Extending the tokenizer affects model generation

Hi,

I followed the example and extended the tokenizer for a new language. Something like this:

llama_tokenizer = AutoTokenizer.from_pretrained(base_model)
new_tokenizer = llama_tokenizer.train_new_from_iterator(training_corpus, 138000)

The new tokenizer itsels seems to work fine where I am able to decode in both the original and new language. But If I use the model to generate new text, it does not work anymore:

model = AutoModelForCausalLM.from_pretrained(base_model)
tokenizer = AutoTokenizer.from_pretrained(<new_tokenizer>)
model.resize_token_embeddings(len(tokenizer))

If i use this model to generate and batch_decode in the original language of the base model, it produces answers mixing text from original and new language. Why is this happening ? I have also trained the model with more text from new language and that also does not seem to help.

Thanks
Mohan

1 Like
tokenizer = AutoTokenizer.from_pretrained(<new_tokenizer>)

This is just a hypothesis, but I think that AutoTokenizer may not recognize your new tokenizer.
If the structure itself has not changed, you can use the LlamaTokenizer class, and if the structure itself has changed, you can use it by defining a new class.

Thanks John.
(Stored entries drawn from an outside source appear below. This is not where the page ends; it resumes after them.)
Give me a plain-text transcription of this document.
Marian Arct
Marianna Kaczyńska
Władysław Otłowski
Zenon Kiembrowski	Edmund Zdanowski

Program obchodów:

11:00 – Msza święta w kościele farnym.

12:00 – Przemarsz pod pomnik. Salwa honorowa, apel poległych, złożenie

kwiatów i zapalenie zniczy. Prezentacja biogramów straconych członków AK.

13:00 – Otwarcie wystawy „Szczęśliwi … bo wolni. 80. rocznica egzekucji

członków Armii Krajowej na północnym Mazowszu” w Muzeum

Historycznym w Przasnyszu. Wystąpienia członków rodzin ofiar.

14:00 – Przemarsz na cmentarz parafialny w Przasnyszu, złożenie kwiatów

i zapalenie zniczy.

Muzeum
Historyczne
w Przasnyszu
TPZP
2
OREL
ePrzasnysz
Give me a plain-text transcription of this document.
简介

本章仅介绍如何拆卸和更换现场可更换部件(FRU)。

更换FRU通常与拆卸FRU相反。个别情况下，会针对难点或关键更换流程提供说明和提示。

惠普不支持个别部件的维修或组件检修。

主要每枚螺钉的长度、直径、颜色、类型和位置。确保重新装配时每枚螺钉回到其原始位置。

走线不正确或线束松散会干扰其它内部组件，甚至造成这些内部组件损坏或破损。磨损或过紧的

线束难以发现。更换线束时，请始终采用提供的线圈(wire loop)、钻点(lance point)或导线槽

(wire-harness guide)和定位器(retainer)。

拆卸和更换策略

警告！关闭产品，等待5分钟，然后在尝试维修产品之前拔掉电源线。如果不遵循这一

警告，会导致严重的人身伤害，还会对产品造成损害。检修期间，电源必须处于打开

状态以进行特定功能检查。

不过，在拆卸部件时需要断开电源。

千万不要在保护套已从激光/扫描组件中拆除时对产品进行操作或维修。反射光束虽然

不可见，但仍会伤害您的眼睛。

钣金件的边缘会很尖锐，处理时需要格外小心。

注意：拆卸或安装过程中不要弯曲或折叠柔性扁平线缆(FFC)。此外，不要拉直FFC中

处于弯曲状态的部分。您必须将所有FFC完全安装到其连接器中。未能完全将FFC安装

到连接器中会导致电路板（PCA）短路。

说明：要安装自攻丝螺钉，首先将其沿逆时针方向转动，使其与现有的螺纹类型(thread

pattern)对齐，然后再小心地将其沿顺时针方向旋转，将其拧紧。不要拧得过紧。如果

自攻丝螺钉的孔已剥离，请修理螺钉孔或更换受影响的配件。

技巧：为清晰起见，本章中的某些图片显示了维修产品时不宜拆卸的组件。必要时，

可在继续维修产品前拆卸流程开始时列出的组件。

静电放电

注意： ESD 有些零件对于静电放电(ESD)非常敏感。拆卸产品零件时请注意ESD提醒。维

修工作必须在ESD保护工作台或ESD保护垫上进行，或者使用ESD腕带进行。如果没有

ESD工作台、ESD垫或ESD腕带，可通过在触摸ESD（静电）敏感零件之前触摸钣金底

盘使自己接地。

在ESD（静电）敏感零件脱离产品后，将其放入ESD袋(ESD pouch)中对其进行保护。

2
I tried some of your approaches. It did not help much (may be I did implement correctly). But that gave me some clues. Finally I tried this.

model = AutoModelForCausalLM.from_pretrained(base_model)
llama_tokenizer = AutoTokenizer.from_pretrained(<base_llama_model>)
tokenizer = AutoTokenizer.from_pretrained(<new_tokenizer)

diff_tokens = set(tokenizer.vocab).difference(llama_tokenizer.vocab)
llama_tokenizer.add_tokens(list(diff_tokens))
model.resize_token_embeddings(len(llama_tokenizer))

This seems to work. It is still not clear to me as to why using the new tokenizer I showed before does not work ? Isn’t that expected to work ? I followed the example (train_from_new_iterator) from the example in the document.

Thanks
Mohan

1 Like

Well, whatever the case, I’m glad it seems to be working.:grinning:

It is still not clear to me as to why using the new tokenizer I showed before does not work ? Isn’t that expected to work ?

It seems that the problem with the tokenizer not updating properly has been around for a while…
Apparently, the function itself is working as expected and there is no bug, but it’s not easy for users to understand.

1 Like